When we are constructing interview questions, there are a range of question types that we can consider, depending on the types of interview we are creating. There are considered to be two ends to the interview continuum:

  1. At one end we have the structured interview, where the questions, prompts and clarifiers are all determined ahead of time. This type of interview, if planned carefully, will give us some level of consistency across our collected data.
  2. At the other ends is the unstructured interview, where no questions are determined in advance, but will be entirely participant led, and its direction will depend on what the participant decides to share, and what questions the researcher decides to ask or what prompts the researcher uses.
  3. Somewhere between the two ends lies the semi-structured interview. This is "where research and planning produce a session in which most of the informant's responses can't be predicted in advance and where you as interviewer therefore have to improvise probably half - and maybe 80% or more - of your responses to what they say in response to your initial prepared question or questions" (Wengraf, 2002, p. 5).
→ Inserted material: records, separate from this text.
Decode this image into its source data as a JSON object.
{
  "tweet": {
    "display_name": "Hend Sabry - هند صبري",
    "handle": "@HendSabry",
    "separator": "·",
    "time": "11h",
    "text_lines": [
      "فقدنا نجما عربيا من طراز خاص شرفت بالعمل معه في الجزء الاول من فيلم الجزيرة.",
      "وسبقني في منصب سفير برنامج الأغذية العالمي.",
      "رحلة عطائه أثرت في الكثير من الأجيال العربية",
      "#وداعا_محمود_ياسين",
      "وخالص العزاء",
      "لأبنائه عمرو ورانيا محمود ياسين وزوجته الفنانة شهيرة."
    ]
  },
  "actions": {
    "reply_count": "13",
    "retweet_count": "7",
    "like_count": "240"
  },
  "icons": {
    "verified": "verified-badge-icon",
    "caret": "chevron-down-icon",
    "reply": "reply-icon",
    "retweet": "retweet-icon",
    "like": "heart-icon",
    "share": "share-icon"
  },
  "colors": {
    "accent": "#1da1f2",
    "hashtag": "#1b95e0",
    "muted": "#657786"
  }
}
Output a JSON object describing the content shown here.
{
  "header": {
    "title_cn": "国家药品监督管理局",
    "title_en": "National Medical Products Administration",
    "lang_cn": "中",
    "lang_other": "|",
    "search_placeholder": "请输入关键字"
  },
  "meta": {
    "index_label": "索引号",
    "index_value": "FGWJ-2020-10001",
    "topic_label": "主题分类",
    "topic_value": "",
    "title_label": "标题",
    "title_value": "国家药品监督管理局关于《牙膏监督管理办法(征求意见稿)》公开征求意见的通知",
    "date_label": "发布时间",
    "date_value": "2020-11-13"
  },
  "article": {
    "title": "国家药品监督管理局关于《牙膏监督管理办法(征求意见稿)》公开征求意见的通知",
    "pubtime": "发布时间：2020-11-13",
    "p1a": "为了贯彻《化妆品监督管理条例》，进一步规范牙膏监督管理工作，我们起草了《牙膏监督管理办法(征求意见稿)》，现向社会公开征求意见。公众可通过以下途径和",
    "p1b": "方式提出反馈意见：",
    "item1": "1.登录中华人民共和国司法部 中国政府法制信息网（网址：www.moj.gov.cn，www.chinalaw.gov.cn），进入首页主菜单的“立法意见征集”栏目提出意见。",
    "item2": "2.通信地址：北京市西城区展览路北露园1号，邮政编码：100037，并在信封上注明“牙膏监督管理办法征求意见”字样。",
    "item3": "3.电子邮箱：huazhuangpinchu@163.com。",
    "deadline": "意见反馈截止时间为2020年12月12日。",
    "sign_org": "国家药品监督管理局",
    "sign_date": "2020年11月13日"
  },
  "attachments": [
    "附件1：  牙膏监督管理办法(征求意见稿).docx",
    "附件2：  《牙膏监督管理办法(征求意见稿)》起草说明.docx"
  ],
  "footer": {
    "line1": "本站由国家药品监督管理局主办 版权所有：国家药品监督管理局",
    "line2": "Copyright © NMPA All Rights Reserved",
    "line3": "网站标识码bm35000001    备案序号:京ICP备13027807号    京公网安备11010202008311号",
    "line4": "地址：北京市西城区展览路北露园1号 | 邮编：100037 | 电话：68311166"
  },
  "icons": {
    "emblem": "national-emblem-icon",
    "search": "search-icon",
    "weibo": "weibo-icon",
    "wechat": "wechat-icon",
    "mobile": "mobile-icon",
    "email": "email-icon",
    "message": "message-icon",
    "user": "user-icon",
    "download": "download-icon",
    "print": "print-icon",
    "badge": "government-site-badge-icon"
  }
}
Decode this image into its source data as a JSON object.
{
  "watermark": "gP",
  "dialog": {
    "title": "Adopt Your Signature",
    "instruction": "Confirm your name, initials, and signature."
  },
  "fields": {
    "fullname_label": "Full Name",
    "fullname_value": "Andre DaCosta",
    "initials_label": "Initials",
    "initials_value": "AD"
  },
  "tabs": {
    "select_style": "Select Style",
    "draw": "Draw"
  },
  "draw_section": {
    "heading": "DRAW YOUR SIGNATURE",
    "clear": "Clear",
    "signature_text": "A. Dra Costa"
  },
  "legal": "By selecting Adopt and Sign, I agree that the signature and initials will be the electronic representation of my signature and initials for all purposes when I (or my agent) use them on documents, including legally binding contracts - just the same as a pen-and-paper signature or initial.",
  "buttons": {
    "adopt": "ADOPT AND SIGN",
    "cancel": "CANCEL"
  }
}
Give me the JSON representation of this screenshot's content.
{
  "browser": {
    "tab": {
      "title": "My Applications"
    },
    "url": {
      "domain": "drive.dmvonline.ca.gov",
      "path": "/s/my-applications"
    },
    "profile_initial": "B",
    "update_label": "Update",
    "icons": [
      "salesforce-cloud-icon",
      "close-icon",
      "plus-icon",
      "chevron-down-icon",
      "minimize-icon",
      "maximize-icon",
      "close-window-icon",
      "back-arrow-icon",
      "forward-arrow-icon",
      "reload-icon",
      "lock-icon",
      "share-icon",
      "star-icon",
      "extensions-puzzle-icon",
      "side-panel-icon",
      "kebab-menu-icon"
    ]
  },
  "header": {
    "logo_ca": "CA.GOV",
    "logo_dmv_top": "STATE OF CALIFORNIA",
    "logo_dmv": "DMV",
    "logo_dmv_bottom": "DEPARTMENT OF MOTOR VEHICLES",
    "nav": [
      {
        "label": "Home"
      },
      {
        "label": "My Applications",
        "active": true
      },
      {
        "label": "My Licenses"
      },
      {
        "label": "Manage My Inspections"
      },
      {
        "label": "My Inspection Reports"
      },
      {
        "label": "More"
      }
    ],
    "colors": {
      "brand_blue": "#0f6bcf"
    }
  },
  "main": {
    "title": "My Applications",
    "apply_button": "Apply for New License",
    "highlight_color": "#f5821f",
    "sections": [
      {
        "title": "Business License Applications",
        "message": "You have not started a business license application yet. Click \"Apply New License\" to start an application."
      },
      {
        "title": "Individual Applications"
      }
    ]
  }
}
Further, Cooper and Schinder (2013) cluster question types into three sectors: those of administrative; classification; and target. They define these as follows:
  • Administrative questions identify the participant, interviewer, interview location, and conditions. These questions are rarely asked of the participant but are necessary for studying patterns within the data and identify possible error sources.
  • Classification questions usually cover sociological-demographic variables that allow participants’ answers to be grouped so that patterns are revealed and can be studied. These questions usually appear at the end of [the instrument].
  • Target questions address the investigative questions of a specific study. These are grouped by topic in the survey. Target questions may be structured (they present the participants with a fixed set of choices; often called closed questions) or unstructured (they do not limit responses but do provide a frame of reference for participants’ answers; sometimes referred to as open-ended questions).
However, Cooper and Schinder's taxonomy is not the only one. There are a range of question types within the target questions, the subject of other posts (here and here).




Sam

References:
  • Cooper, D. R. & Schindler, P. S. (2013). Business Research Methods (12th ed.). Irwin McGraw-Hill.
  • Wengraf, T. (2002). Qualitative research interviewing: Biographic narrative and semi-structured methods. SAGE Publications Ltd.